Here is the (actual names and IP addresses redacted) httpd conf file I added, to provide the virtual host for the new subdomain. It makes no difference to me whether browser requests sent to port 80 get redirected to https or not; the important part is that (1) Certbot and Let's Encrypt can see and do what they need to, (2) users can reach all webapp contexts on the Tomcat server, including ROOT, and (3) only the specified IP addresses can see manager and host-manager.

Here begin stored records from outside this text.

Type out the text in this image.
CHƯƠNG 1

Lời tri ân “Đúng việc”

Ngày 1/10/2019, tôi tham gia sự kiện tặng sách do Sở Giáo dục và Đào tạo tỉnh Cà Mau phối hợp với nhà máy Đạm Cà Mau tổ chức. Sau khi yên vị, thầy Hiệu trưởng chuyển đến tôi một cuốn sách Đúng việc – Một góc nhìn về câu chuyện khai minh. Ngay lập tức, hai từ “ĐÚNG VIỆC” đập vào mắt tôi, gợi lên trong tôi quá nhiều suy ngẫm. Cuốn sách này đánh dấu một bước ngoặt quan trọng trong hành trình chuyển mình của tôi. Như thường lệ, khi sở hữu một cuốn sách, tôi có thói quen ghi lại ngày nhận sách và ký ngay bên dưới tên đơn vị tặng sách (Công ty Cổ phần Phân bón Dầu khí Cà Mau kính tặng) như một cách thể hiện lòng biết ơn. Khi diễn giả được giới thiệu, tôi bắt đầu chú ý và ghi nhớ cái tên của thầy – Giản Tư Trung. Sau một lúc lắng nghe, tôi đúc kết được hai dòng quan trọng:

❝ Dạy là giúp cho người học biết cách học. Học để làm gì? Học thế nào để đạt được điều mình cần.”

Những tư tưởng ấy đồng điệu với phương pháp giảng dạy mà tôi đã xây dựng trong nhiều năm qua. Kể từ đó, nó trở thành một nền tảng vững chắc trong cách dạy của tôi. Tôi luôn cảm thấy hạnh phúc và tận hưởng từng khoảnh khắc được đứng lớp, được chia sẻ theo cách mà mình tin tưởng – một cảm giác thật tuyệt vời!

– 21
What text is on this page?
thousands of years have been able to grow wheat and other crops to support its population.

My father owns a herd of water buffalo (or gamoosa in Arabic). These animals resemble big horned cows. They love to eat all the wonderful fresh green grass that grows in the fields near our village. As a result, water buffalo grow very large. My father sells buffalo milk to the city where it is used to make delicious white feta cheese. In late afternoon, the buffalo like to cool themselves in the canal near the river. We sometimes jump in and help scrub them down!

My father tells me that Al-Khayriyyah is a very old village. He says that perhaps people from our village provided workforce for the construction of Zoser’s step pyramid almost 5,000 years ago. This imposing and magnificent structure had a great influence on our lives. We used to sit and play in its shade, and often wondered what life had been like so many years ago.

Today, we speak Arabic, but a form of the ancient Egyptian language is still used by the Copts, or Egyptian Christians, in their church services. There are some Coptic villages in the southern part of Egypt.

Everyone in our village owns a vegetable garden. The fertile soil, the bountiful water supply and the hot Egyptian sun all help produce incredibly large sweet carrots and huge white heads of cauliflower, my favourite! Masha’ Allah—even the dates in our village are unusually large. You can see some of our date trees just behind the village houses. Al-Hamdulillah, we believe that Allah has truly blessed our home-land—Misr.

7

Is there anything obvious that I'm doing wrong?
<VirtualHost *:80>
ServerName xyweb.frobozz.com
DocumentRoot /var/www/html/test
ServerAdmin [email protected]
<Directory /var/www/html/test>
AllowOverride All
</Directory>
# RewriteEngine on
# RewriteCond %{HTTP_HOST} !^www\. [NC]
# RewriteRule ^(.*)$ https://www.%{HTTP_HOST}%{REQUEST_URI} [R=301,L]
</VirtualHost>
<IfModule mod_ssl.c>
<VirtualHost *:443>
ServerName xyweb.frobozz.com
DocumentRoot /var/www/html/test
ServerAdmin [email protected]
<Location /manager>
Require ip ww.xx.yy.zz aa.bb.cc.dd ee.ff.gg.hh
</Location>
<Location /host-manager>
Require ip ww.xx.yy.zz aa.bb.cc.dd ee.ff.gg.hh
</location>
ProxyPass "/" "http://127.0.0.1:8080/"
ProxyPassReverse "/" "http://127.0.0.1:8080/"
ProxyRequests Off
Include /etc/letsencrypt/options-ssl-apache.conf
SSLCertificateFile /etc/letsencrypt/live/fizmo.com/fullchain.pem
SSLCertificateKeyFile /etc/letsencrypt/live/fizmo.com/privkey.pem
</VirtualHost>
</IfModule>
Apparently it is, because I finally had time to test it today, and it worked.
I also learned that my whole silly-go-round of a few months ago, trying to add the new subdomain to the existing Let's Encrypt cert and Certbot configuration used by all the other subdomains was a pointless exercise that simply made things harder for me: each subdomain that has its own virtual host on an httpd server can also have its own cert. It also helped that I learned about "certbot renew --force-renewal" today.